The theoretical assumptions require orthogonal decoupling of latent representation components, which real corruptions may violate.
Whether the per-batch parameter reset strategy is optimal has not been examined—continual adaptation may further improve performance in long-sequence scenarios.
Performance under non-corruption domain shifts such as style changes and adversarial attacks has not been evaluated.

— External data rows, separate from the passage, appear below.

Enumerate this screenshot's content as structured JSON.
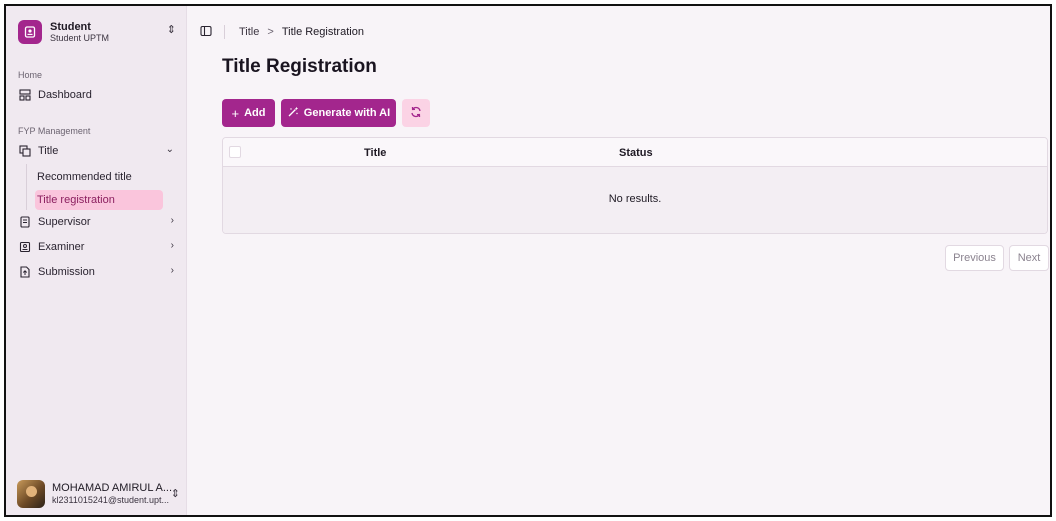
{
  "team": {
    "name": "Student",
    "subtitle": "Student UPTM"
  },
  "sidebar": {
    "group_home": "Home",
    "dashboard": "Dashboard",
    "group_fyp": "FYP Management",
    "title": "Title",
    "sub_items": [
      "Recommended title",
      "Title registration"
    ],
    "supervisor": "Supervisor",
    "examiner": "Examiner",
    "submission": "Submission"
  },
  "user": {
    "name": "MOHAMAD AMIRUL A...",
    "email": "kl2311015241@student.upt..."
  },
  "breadcrumb": {
    "parent": "Title",
    "separator": ">",
    "current": "Title Registration"
  },
  "page": {
    "title": "Title Registration"
  },
  "actions": {
    "add": "Add",
    "generate": "Generate with AI"
  },
  "table": {
    "columns": [
      "Title",
      "Status"
    ],
    "empty_text": "No results."
  },
  "pagination": {
    "previous": "Previous",
    "next": "Next"
  },
  "colors": {
    "accent": "#a3268d",
    "active_bg": "#fac5dc",
    "refresh_bg": "#fbd3e5"
  }
}
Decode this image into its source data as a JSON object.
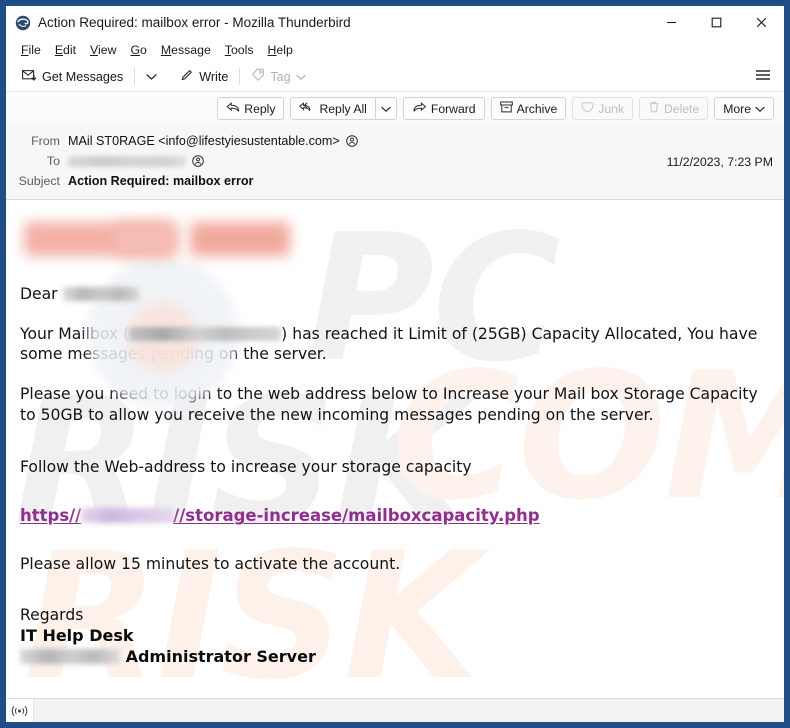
{
  "window": {
    "title": "Action Required: mailbox error - Mozilla Thunderbird",
    "app_icon": "thunderbird-icon",
    "controls": {
      "minimize": "minimize-icon",
      "maximize": "maximize-icon",
      "close": "close-icon"
    },
    "frame_color": "#1f4e87"
  },
  "menubar": {
    "items": [
      {
        "label": "File",
        "accel": "F"
      },
      {
        "label": "Edit",
        "accel": "E"
      },
      {
        "label": "View",
        "accel": "V"
      },
      {
        "label": "Go",
        "accel": "G"
      },
      {
        "label": "Message",
        "accel": "M"
      },
      {
        "label": "Tools",
        "accel": "T"
      },
      {
        "label": "Help",
        "accel": "H"
      }
    ]
  },
  "toolbar": {
    "get_messages": "Get Messages",
    "get_messages_chevron": "chevron-down-icon",
    "write": "Write",
    "tag": "Tag",
    "tag_chevron": "chevron-down-icon",
    "app_menu": "hamburger-menu-icon"
  },
  "message_actions": {
    "reply": "Reply",
    "reply_all": "Reply All",
    "reply_all_chevron": "chevron-down-icon",
    "forward": "Forward",
    "archive": "Archive",
    "junk": "Junk",
    "delete": "Delete",
    "more": "More",
    "more_chevron": "chevron-down-icon"
  },
  "headers": {
    "from_label": "From",
    "from_value": "MAil ST0RAGE <info@lifestyiesustentable.com>",
    "to_label": "To",
    "to_value_redacted": true,
    "subject_label": "Subject",
    "subject_value": "Action Required: mailbox error",
    "date": "11/2/2023, 7:23 PM"
  },
  "body": {
    "watermarks": [
      "PC",
      "RISK",
      "COM",
      "RISK"
    ],
    "greeting_prefix": "Dear",
    "greeting_name_redacted": true,
    "para1_a": "Your Mailbox (",
    "para1_b": ") has reached it Limit of  (25GB) Capacity Allocated, You have some messages pending on the server.",
    "para2": "Please you need to login to the web address below to Increase your Mail box Storage Capacity to 50GB to allow you receive the new incoming messages pending on the server.",
    "para3": "Follow the Web-address to increase your storage capacity",
    "link_prefix": "https//",
    "link_suffix": "//storage-increase/mailboxcapacity.php",
    "link_color": "#8e2f8e",
    "para4": "Please allow 15 minutes to activate the account.",
    "sign_regards": "Regards",
    "sign_dept": "IT Help Desk",
    "sign_role": "Administrator Server",
    "limit_current": "25GB",
    "limit_upgrade": "50GB",
    "activation_minutes": "15"
  },
  "statusbar": {
    "icon": "network-activity-icon",
    "text": ""
  }
}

vs. TPT: TPT applies prompt tuning to reduce marginal entropy across augmented views, requiring 63 forward passes per sample; Mint uses a single forward pass and one gradient step, is an order of magnitude faster, and directly repairs embedding quality.
vs. WATT-S: WATT-S aligns image–image and text–text similarity matrices to repair modality alignment, requiring large batches and multiple iterations (50 min/10k images); Mint completes the same task in 1 minute and operates at BS=1.
vs. TDA/DMN-ZS: these methods adjust prediction distributions via sample similarity without repairing embedding quality; Mint addresses the problem at the geometric root of the embedding space.
vs. CLIPArTT: both adjust LayerNorm, but CLIPArTT optimizes a modality alignment objective and treats each batch independently; Mint maximizes inter-class variance and aggregates information across batches via accumulators.

Rating¶

Novelty: ⭐⭐⭐⭐⭐ — variance collapse discovery + complete theory + minimal method, all in one.
Experimental Thoroughness: ⭐⭐⭐⭐ — 3 architectures × 3 benchmarks × 15 corruption types + batch size robustness + efficiency + ablations.
Writing Quality: ⭐⭐⭐⭐⭐ — the chain from phenomenon → theory → method → experiments is logically seamless.
Value: ⭐⭐⭐⭐⭐ — a minimal method that solves the practical VLM corruption robustness problem in deployment, balancing effectiveness and efficiency.